One misconception about gamification: It should always lead to cutthroat competition.

“Most people actually don’t want to compete,” said Beerda. “They want to do it in a kind of socially nice and soft way. Group competition is fine, but a one-to-one competition is something only a minority of users find very interesting.”

Brian Burke, vice president of research at Gartner, tells us that gamification may be at the tipping point where businesses no longer see it as non-essential, but as a set of techniques that can be widely implemented.

“Like any trend or technology, early adopters accept greater risk and uncertain return, but as the risk/opportunity profile for leveraging gamification becomes proven for different use cases, broader market adoption will begin,” Burke said.

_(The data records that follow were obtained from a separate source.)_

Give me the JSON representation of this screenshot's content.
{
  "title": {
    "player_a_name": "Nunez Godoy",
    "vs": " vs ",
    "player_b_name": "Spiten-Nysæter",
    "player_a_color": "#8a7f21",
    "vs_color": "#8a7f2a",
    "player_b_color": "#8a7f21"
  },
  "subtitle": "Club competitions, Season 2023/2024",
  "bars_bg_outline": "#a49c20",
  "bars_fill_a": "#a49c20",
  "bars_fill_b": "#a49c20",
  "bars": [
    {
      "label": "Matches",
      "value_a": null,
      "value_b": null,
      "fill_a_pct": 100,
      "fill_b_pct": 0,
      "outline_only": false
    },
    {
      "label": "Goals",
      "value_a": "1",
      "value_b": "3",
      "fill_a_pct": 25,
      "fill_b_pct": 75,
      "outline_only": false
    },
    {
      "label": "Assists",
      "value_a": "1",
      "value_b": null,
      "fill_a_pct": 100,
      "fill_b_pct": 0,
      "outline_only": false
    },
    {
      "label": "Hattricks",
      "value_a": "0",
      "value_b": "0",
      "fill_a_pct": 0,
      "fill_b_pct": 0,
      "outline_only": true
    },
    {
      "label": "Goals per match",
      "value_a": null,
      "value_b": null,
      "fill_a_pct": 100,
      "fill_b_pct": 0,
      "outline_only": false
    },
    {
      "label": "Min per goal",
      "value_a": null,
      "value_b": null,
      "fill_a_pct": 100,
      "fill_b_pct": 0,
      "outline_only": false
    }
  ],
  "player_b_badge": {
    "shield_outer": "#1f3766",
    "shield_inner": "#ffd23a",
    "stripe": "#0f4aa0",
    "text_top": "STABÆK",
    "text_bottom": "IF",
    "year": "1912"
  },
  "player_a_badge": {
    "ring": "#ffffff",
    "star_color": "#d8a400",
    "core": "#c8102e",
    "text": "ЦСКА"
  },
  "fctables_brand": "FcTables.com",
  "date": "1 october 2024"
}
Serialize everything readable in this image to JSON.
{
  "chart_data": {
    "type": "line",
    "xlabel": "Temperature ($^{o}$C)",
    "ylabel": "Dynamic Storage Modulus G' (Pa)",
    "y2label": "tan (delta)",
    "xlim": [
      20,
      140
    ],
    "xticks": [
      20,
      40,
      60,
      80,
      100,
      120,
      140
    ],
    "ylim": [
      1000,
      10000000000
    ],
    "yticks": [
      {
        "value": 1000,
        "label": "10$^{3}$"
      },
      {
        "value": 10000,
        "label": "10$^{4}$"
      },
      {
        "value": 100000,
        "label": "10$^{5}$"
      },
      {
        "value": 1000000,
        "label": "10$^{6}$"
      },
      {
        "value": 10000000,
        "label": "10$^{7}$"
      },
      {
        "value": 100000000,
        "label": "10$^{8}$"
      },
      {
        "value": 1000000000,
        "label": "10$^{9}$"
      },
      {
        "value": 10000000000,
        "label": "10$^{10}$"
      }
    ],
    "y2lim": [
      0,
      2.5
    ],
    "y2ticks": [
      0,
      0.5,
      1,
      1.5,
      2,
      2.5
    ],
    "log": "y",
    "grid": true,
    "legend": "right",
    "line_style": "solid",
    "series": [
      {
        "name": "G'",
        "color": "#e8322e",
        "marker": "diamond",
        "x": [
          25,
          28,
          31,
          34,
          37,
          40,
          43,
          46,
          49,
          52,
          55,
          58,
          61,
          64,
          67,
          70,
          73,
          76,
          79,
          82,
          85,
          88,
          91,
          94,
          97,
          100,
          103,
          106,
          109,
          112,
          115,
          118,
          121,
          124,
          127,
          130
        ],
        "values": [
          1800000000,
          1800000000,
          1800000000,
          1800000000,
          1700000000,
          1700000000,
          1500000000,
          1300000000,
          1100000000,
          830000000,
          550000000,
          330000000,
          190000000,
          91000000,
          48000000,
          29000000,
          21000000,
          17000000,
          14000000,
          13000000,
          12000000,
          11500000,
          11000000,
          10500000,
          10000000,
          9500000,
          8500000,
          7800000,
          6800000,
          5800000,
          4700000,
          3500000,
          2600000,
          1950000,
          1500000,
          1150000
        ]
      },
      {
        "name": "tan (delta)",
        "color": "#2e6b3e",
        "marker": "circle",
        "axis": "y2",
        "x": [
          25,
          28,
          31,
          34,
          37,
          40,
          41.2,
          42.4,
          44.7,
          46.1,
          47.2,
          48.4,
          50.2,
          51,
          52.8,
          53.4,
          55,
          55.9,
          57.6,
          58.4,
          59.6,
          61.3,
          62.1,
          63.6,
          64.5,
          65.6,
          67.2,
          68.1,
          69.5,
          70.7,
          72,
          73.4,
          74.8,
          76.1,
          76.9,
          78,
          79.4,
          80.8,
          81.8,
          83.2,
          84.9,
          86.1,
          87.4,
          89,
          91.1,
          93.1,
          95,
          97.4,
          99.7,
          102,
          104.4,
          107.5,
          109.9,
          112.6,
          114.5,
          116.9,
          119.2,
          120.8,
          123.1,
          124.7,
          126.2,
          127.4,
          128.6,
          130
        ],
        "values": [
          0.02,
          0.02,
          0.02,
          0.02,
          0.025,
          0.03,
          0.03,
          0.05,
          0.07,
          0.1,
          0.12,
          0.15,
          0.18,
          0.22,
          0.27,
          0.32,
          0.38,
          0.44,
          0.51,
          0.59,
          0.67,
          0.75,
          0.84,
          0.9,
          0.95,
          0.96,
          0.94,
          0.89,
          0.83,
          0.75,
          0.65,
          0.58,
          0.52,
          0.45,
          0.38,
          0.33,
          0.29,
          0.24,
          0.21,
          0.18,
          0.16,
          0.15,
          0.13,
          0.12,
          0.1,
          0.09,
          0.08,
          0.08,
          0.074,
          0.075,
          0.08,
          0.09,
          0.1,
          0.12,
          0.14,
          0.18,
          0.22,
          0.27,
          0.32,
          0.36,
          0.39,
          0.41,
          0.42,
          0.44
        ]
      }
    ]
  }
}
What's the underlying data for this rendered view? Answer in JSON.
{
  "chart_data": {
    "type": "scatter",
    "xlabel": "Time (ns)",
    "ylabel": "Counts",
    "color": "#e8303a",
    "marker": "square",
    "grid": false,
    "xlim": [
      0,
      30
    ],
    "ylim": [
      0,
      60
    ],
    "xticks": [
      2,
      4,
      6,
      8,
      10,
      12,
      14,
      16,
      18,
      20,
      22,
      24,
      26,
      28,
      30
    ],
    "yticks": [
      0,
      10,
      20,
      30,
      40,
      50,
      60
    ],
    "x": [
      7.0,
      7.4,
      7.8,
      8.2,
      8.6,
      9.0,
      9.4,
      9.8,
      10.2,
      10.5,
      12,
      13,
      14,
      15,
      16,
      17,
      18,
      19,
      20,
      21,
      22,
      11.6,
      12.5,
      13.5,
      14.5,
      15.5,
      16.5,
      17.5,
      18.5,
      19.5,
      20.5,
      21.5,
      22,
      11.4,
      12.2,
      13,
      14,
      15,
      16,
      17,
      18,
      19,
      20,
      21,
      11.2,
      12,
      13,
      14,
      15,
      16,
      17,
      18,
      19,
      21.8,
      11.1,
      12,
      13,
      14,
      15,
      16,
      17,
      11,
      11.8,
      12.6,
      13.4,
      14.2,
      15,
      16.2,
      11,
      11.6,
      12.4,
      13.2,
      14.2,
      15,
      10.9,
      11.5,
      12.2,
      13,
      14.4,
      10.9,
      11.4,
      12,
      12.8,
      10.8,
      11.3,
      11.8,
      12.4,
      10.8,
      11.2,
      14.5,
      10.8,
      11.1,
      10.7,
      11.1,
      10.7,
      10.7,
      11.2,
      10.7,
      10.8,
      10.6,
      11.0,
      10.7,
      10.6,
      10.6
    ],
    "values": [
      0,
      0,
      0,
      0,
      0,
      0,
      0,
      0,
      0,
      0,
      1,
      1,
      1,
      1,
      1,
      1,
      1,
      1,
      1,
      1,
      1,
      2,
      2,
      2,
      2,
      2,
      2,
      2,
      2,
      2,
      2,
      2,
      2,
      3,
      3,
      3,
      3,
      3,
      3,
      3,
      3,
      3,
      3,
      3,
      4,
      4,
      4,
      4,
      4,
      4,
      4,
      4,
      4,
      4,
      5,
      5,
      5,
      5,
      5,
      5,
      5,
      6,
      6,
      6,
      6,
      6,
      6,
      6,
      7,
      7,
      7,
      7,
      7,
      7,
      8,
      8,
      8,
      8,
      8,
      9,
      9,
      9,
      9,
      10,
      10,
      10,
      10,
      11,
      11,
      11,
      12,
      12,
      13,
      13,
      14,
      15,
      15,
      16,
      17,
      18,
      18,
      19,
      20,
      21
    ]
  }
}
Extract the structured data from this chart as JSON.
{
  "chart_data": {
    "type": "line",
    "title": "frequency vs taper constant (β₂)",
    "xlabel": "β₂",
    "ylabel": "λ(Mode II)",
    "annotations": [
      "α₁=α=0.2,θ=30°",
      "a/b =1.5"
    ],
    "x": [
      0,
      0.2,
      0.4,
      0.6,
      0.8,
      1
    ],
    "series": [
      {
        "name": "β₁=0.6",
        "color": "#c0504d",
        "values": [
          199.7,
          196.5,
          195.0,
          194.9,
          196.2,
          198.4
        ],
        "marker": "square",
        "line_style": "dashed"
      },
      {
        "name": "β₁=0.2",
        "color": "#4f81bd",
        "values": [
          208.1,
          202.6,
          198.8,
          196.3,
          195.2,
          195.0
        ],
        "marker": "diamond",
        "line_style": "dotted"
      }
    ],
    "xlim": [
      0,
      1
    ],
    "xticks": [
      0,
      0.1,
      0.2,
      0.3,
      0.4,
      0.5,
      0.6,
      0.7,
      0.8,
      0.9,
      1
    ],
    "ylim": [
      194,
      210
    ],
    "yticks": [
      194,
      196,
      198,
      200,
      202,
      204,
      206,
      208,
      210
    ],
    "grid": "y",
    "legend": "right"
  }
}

For these techniques to work, employees must have the same collaborative goals as their employers. If not, the worker will lose motivation and the business will begin to slow. Social media help with that.

“It allows the viral component of gamification to spread, and, in many cases, that is the way that a lot of marketers are looking at to get people to pass things along,” said DeWolf. That increases a participant’s feeling of accomplishment, he added. Their co-workers see the recognition they get and it incentivizes them to work harder.